Not recommended, but I'm sure others out there will disagree completely.

EDIT: It has since been pointed out to me that TRS is less influenced by Space Travellers than by Kevin Spacey's directorial debut ALBINO ALLIGATOR. In fact, THE REPLACEMENT SUSPECTS appears to be a shot for shot/word for word remake/rip-off of ALBINO ALLIGATOR.


Reviewed by: tarantino
Date: 01/22/2002
Summary: a good surprise: marco mak is in progress!

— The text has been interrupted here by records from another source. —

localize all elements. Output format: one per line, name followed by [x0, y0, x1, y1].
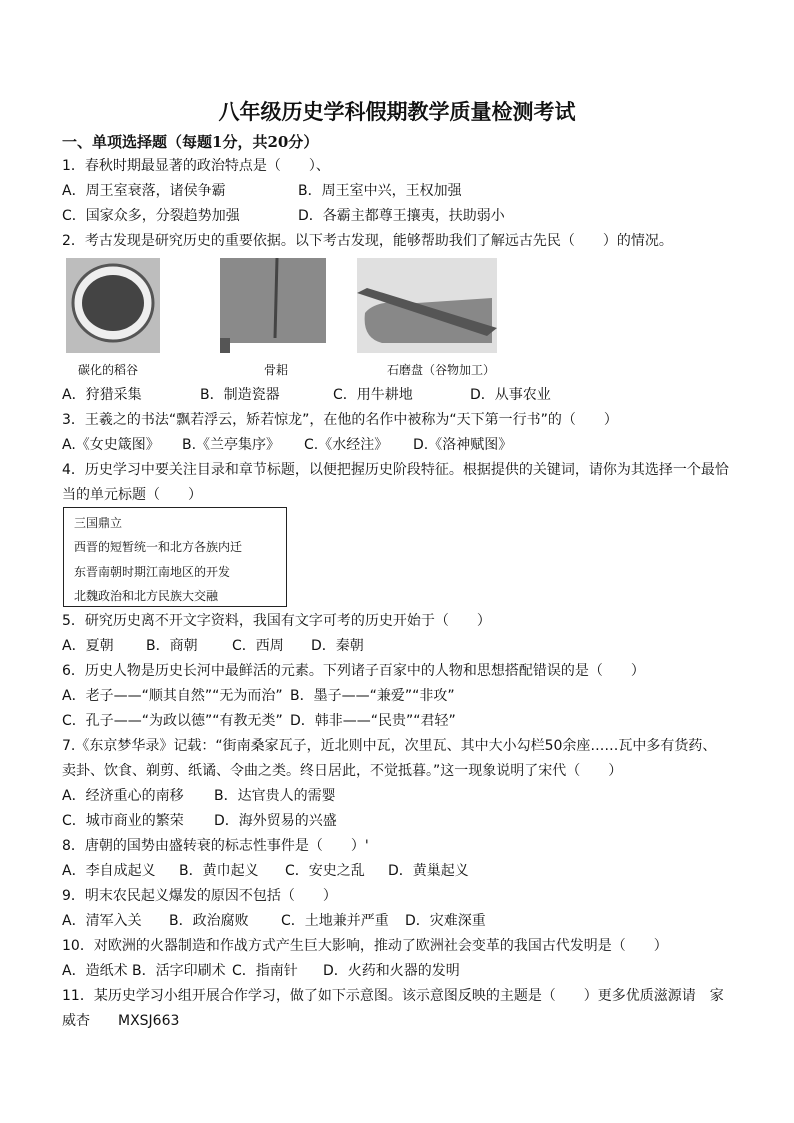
option-a: A.《女史箴图》: [62, 437, 160, 453]
question-8-stem: 8．唐朝的国势由盛转衰的标志性事件是（ ）': [62, 838, 369, 854]
option-c: C．指南针: [232, 963, 298, 979]
option-a: A．经济重心的南移: [62, 788, 184, 804]
option-a: A．狩猎采集: [62, 387, 142, 403]
option-b: B.《兰亭集序》: [182, 437, 281, 453]
option-d: D．火药和火器的发明: [323, 963, 460, 979]
option-c: C．用牛耕地: [333, 387, 413, 403]
option-a: A．李自成起义: [62, 863, 156, 879]
option-a: A．夏朝: [62, 638, 114, 654]
question-7-stem: 7.《东京梦华录》记载：“街南桑家瓦子，近北则中瓦，次里瓦、其中大小勾栏50余座……瓦中多有货药、: [62, 738, 717, 754]
option-b: B．周王室中兴，王权加强: [298, 183, 462, 199]
option-a-b: A．造纸术 B．活字印刷术: [62, 963, 226, 979]
keywords-box: [63, 507, 287, 607]
option-d: D．韩非——“民贵”“君轻”: [290, 713, 456, 729]
question-4-stem: 4．历史学习中要关注目录和章节标题，以便把握历史阶段特征。根据提供的关键词，请你为其选择一个最恰: [62, 462, 729, 478]
option-d: D．海外贸易的兴盛: [214, 813, 337, 829]
option-b: B．政治腐败: [169, 913, 249, 929]
option-d: D．各霸主都尊王攘夷，扶助弱小: [298, 208, 505, 224]
caption-grinding-stone: 石磨盘（谷物加工）: [387, 363, 496, 377]
grinding-stone-image: [357, 258, 497, 353]
question-2-stem: 2．考古发现是研究历史的重要依据。以下考古发现，能够帮助我们了解远古先民（ ）的情况。: [62, 233, 673, 249]
option-a: A．周王室衰落，诸侯争霸: [62, 183, 226, 199]
question-11-stem: 11．某历史学习小组开展合作学习，做了如下示意图。该示意图反映的主题是（ ）更多优质滋源请 家: [62, 988, 724, 1004]
option-c: C．城市商业的繁荣: [62, 813, 184, 829]
option-b: B．制造瓷器: [200, 387, 280, 403]
question-5-stem: 5．研究历史离不开文字资料，我国有文字可考的历史开始于（ ）: [62, 613, 491, 629]
option-d: D．从事农业: [470, 387, 551, 403]
keyword: 北魏政治和北方民族大交融: [74, 589, 219, 603]
keyword: 三国鼎立: [74, 516, 123, 530]
question-9-stem: 9．明末农民起义爆发的原因不包括（ ）: [62, 888, 337, 904]
caption-bone-spade: 骨耜: [264, 363, 289, 377]
option-b: B．黄巾起义: [179, 863, 259, 879]
question-1-stem: 1．春秋时期最显著的政治特点是（ ）、: [62, 158, 330, 174]
option-c: C．国家众多，分裂趋势加强: [62, 208, 240, 224]
option-d: D．秦朝: [311, 638, 364, 654]
keyword: 东晋南朝时期江南地区的开发: [74, 565, 231, 579]
caption-carbonized-rice: 碳化的稻谷: [78, 363, 139, 377]
bone-spade-image: [217, 258, 333, 353]
question-6-stem: 6．历史人物是历史长河中最鲜活的元素。下列诸子百家中的人物和思想搭配错误的是（ ）: [62, 663, 645, 679]
section-heading: 一、单项选择题（每题1分，共20分）: [62, 133, 319, 151]
question-10-stem: 10．对欧洲的火器制造和作战方式产生巨大影响，推动了欧洲社会变革的我国古代发明是（ ）: [62, 938, 668, 954]
question-4-stem-cont: 当的单元标题（ ）: [62, 487, 202, 503]
exam-title: 八年级历史学科假期教学质量检测考试: [218, 99, 576, 124]
option-d: D.《洛神赋图》: [413, 437, 513, 453]
option-c: C．西周: [232, 638, 284, 654]
question-3-stem: 3．王羲之的书法“飘若浮云，矫若惊龙”，在他的名作中被称为“天下第一行书”的（ ）: [62, 412, 618, 428]
question-11-stem-cont: 威杏 MXSJ663: [62, 1013, 180, 1029]
option-b: B．墨子——“兼爱”“非攻”: [290, 688, 455, 704]
option-b: B．商朝: [146, 638, 198, 654]
carbonized-rice-image: [66, 258, 160, 353]
option-c: C．孔子——“为政以德”“有教无类”: [62, 713, 283, 729]
option-a: A．老子——“顺其自然”“无为而治”: [62, 688, 283, 704]
keyword: 西晋的短暂统一和北方各族内迁: [74, 540, 243, 554]
option-d: D．灾难深重: [405, 913, 486, 929]
option-c: C.《水经注》: [304, 437, 389, 453]
option-c: C．土地兼并严重: [281, 913, 389, 929]
option-d: D．黄巢起义: [388, 863, 469, 879]
option-b: B．达官贵人的需婴: [214, 788, 336, 804]
option-a: A．清军入关: [62, 913, 142, 929]
option-c: C．安史之乱: [285, 863, 365, 879]
question-7-stem-cont: 卖卦、饮食、剃剪、纸谲、令曲之类。终日居此，不觉抵暮。”这一现象说明了宋代（ ）: [62, 763, 623, 779]
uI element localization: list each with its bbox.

Blood rules and Cop on a mission were two powerful but imperefect movies: blood rules had very innovative gunfights (the use of fast motion in it was very different from Time and Tide), inventive action scenes (the use of aquarium during a gunfight) but was abusing of wooian slow-motions and the love story part was written and filmed as an advert, cop on a mission had more of the same advantages and drawbacks, a jazzy and hypnotic thriller part as good as the best of patrick yau or patrick leung and love story parts looking like a very bad remake of 9 1/2 weeks.
Even if it is not as visually inventive as the two mentionned movies, replacement suspect makes Mak able to get rid of his bad visual habits most of the time (even if there's a few time and tide like plans not surprising due to the professional past of Mak). This is a slow fascinating hostages low budget movie. The beginning installs very quickly the plot in the best De Palma way. All the actors play correctly but maybe Simon Loui doesn't play the hurt brother of one of the hostages takers as tragically as lau ching wan would do, Roy Cheung is overplaying. Michael Wong is brilliant in the role of a cynical policeman who doesn't care about hostages, only thinks of smoking cigars and laughing about the female journalist.
The end is really surprising and explains the title.
Due to a few casting mistakes i mentioned, replacement suspect is not as brilliantly achieved as the best milkyway B movies. But this is an excellent HK low budget movie though which is very refreshing in comparison with the recent milkyway bad comedies and To's disastrous Full Time Killer.